One of these "other means" was evidently the time required for evolution to occur, as Holmes was quite concerned to show that the earth had remained favourable for life. He wrote [Holmes, A. 1937. p. 28]:
The work of Darwin and Wallace showed that the time required for the progress of organic evolution must have been very great... The panorama of life in the past implies a vast stretch of time...
Data on average radioactive isotope content and heat production rates in various rocks is available in many geology and geochemistry texts.
Geophysicist H. Jeffries said each cubic cm of average granite supplies heat at the rate of 5 x 10-13 cal/sec. [Jeffries, 1976, p. 402] The total observed heat flow from the earth (about 10-6 cal/cm2 sec) could be supplied by the heat produced by the radioactive isotopes in a layer of average granite 20 km thick. This can be interpreted as evidence the earth is young, and is heating up.
At present, however, that possibility is automatically ruled out by most geologists, who prefer to believe instead that the radioactive isotopes U235, U238, K40, and Th232 are absent or much less abundant in the earth's interior than in rocks of the crust. Radioactive isotopes in basalts are far less abundant than in granite.
What could explain the accumulation of the minerals containing radioactive isotopes in the continental crust? In 1930 V.M Goldschmidt advanced a theory to address this problem; he proposed that large atoms of uranium and thorium in a cooling melt (of a formerly molten earth) could not easily fit into crystal lattices of silicate minerals so remained in the melt, ascending higher and higher, eventually becoming incorporated into the crust. More recent workers have abandoned the assumption of a formerly molten earth, but still rely on Goldschmidt's differentiaton mechanism.

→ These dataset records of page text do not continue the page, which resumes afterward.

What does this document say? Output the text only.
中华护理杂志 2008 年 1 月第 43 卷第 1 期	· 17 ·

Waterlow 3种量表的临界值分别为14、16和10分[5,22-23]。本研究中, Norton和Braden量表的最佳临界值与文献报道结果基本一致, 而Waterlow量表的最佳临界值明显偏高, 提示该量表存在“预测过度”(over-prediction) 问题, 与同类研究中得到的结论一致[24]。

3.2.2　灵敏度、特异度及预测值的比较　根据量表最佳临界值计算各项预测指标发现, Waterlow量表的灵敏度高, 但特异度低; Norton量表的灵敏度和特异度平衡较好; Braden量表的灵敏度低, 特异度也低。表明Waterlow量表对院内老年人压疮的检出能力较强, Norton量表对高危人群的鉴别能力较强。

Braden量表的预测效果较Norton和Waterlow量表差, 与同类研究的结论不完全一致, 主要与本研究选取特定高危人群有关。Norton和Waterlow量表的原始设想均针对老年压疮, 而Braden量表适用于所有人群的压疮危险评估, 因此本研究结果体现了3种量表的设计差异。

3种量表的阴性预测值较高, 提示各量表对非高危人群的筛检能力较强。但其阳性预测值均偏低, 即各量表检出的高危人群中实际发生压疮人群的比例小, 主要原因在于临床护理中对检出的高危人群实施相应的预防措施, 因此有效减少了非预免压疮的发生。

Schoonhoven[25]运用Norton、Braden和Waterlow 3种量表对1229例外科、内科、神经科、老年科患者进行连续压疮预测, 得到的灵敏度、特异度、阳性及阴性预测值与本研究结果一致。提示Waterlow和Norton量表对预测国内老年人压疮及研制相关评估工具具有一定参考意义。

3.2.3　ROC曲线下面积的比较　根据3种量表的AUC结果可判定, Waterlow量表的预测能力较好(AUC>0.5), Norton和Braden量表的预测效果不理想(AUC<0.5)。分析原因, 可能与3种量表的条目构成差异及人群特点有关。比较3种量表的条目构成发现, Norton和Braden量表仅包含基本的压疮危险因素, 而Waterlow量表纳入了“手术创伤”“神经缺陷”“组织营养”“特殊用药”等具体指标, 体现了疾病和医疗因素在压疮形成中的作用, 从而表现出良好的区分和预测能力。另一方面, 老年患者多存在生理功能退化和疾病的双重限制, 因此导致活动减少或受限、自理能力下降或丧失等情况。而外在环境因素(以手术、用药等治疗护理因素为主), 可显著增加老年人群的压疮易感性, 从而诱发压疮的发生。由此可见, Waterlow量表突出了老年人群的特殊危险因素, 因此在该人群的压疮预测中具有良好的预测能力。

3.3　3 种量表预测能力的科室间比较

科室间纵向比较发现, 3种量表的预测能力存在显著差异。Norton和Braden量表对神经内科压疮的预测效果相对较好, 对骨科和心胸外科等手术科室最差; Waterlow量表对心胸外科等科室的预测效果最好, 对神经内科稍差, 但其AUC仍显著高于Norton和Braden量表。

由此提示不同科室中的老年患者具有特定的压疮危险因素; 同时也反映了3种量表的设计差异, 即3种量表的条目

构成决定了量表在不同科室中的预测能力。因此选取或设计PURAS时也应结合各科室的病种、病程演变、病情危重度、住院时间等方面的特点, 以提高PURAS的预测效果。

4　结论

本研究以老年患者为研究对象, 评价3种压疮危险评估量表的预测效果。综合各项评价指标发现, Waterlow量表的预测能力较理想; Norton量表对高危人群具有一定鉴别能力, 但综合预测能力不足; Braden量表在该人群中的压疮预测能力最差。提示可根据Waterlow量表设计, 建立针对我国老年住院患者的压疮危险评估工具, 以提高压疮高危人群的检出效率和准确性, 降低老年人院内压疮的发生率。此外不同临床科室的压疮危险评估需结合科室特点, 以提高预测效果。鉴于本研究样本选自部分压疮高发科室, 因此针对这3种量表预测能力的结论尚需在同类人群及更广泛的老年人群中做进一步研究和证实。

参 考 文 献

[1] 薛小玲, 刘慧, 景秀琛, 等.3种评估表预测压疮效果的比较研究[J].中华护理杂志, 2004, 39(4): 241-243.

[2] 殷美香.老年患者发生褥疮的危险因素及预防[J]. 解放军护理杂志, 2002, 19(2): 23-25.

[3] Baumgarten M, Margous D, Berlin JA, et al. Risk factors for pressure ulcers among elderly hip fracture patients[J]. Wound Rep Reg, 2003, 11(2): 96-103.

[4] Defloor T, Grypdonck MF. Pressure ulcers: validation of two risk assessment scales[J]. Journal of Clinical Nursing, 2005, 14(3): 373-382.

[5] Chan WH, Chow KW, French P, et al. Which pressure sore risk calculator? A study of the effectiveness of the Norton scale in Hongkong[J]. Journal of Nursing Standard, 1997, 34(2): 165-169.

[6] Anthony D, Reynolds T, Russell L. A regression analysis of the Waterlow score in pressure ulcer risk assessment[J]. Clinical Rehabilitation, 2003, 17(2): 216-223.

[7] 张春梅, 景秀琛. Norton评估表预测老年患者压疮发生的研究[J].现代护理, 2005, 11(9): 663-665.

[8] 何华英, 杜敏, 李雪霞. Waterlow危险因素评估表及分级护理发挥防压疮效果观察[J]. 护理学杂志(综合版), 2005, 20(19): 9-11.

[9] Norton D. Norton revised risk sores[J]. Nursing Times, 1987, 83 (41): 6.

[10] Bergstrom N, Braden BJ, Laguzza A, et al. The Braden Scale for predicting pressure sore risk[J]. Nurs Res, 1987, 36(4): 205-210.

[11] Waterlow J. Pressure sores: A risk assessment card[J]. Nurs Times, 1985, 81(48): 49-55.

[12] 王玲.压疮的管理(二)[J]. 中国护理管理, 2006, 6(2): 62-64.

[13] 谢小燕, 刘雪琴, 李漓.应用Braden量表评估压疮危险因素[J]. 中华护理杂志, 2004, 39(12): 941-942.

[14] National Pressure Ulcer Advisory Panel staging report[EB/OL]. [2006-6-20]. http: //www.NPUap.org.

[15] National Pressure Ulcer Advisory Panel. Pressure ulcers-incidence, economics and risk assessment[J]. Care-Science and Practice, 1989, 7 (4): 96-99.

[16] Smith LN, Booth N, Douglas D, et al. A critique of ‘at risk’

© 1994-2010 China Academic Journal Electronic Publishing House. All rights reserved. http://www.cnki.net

V.N. Zharkov [Zharkov, 1986, p. 106] quotes Vernadskii:
It is unquestionably the case that the observed thermal regime of our planet can only exist under conditions such that the amount of uranium and thorium decreases rapidly for even very small depths below the surface.
This must be so, they say, (assuming the earth is of great age), because if heat producing radioactive isotopes existed in the minerals of the earth's interior in the high concentrations we find in crustal rocks of the continents, the heat would have already melted the earth. The alternative of a young earth, of course is unacceptable, except for creationists.
The question remains, how come the hypothetical "subduction" mechanism of plate tectonics theory does not return the uranium, thorium, and potassium-40 of crustal rocks down into the mantle?
And, the mechanism by which the radioactive isotopes could become differentiated into the crust remains a problem. Verhoogen wrote [Verhoogen, 1979 p. 27]:
There is no generally recognized mechanism by which radioactive elements become heavily concentrated in the uppermost continental crust.
Heat production rates due to radioactivity may well be an excellent argument for a young earth, once we penetrate the web of evolutionary assumptions.